In this experiment, the change in PETCO2 during hyperoxia was − 0.5 ± 0.1 mm Hg, less than that for an equivalent fixed inspired hyperoxia method (ΔPETCO2≈ − 3 mm Hg during a 60% O2 challenge (Bulte et al., 2007b)). The effect on CBF and resulting BOLD signal is expected to be insignificant (~ 2% decrease for CBF (Noth et al., 2006) and ~ 0.2% decrease for BOLD (Driver et al., 2010)). However, in this study a brief overshoot in PETCO2 of 1–2 mm Hg occurred during the transition to hyperoxia. In most cases this overshoot recovered back to baseline by the time of the motor task, but it did overlap with some motor trials, which were therefore discarded. It is likely that the RespirAct™ algorithm could be modified to minimise this effect. However, any method inducing hyperoxia whilst maintaining isocapnia would be suitable for this technique.

The susceptibility difference at the air–tissue interface in the oral cavity and frontal sinus will increase on hyperoxia, leading to increased field inhomogeneity across the brain (Blockley et al., 2009; Pilkinton et al., 2011), which will be worse at higher field strengths.
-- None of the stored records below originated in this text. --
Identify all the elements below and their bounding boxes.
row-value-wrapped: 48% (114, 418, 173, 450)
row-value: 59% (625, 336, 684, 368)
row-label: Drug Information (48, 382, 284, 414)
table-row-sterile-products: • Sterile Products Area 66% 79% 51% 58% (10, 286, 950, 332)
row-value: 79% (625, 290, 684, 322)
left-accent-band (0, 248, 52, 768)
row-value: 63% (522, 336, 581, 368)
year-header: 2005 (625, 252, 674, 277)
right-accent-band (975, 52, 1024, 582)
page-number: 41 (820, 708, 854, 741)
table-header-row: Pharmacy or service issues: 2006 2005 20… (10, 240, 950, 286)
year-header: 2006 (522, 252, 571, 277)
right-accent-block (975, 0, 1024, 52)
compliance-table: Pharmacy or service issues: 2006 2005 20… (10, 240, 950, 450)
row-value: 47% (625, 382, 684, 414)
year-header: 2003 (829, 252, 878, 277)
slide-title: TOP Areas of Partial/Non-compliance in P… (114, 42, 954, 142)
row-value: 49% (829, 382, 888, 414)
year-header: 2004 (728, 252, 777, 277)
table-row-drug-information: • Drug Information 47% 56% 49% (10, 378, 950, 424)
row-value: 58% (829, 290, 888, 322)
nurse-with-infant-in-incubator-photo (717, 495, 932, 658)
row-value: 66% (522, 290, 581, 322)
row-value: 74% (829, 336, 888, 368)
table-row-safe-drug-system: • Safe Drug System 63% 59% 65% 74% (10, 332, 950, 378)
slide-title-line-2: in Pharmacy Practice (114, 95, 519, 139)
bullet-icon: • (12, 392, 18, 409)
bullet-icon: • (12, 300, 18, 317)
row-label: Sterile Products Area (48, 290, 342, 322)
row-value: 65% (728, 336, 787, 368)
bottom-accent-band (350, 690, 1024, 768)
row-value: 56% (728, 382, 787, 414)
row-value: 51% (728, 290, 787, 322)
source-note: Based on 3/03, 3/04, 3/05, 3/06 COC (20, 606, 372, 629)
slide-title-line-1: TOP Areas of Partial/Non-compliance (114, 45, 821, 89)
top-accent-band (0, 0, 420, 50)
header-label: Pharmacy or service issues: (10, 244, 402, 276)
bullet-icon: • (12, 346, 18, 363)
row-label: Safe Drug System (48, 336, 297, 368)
Changing the oxygen fraction of air from 21 to 60% O2 changes the volume susceptibility of air by Δχ = 0.054 × 10− 6 (cgs units, assuming χ(O2) = + 3415 × 10− 6 cm3 mol− 1 and χ(N2) = − 12 × 10− 6 cm3 mol− 1 (CRC, 2010)). For the EPI acquisition used here, the resulting change in field inhomogeneity has been shown to cause image distortion and intra-voxel dephasing close to the frontal sinus, but to have small effects in the motor cortex that would not significantly affect the results presented here (Driver et al., 2011).

Conclusions

A new approach to BOLD calibration has been proposed and implemented, where a task is performed both at normoxia and hyperoxia. This uses hyperoxic BOLD contrast to estimate the change in venous blood oxygenation and venous CBV during a motor task. OEF was estimated from the phase data, allowing the effect of hyperoxia on venous blood oxygenation to be estimated on a subject by subject basis. By including an ASL measurement, the relative change in CMRO2 was estimated. The measured change in CMRO2 agrees with previous work, using other methods, but unlike those methods, this approach does not assume a poorly characterised relationship between vCBV and CBF.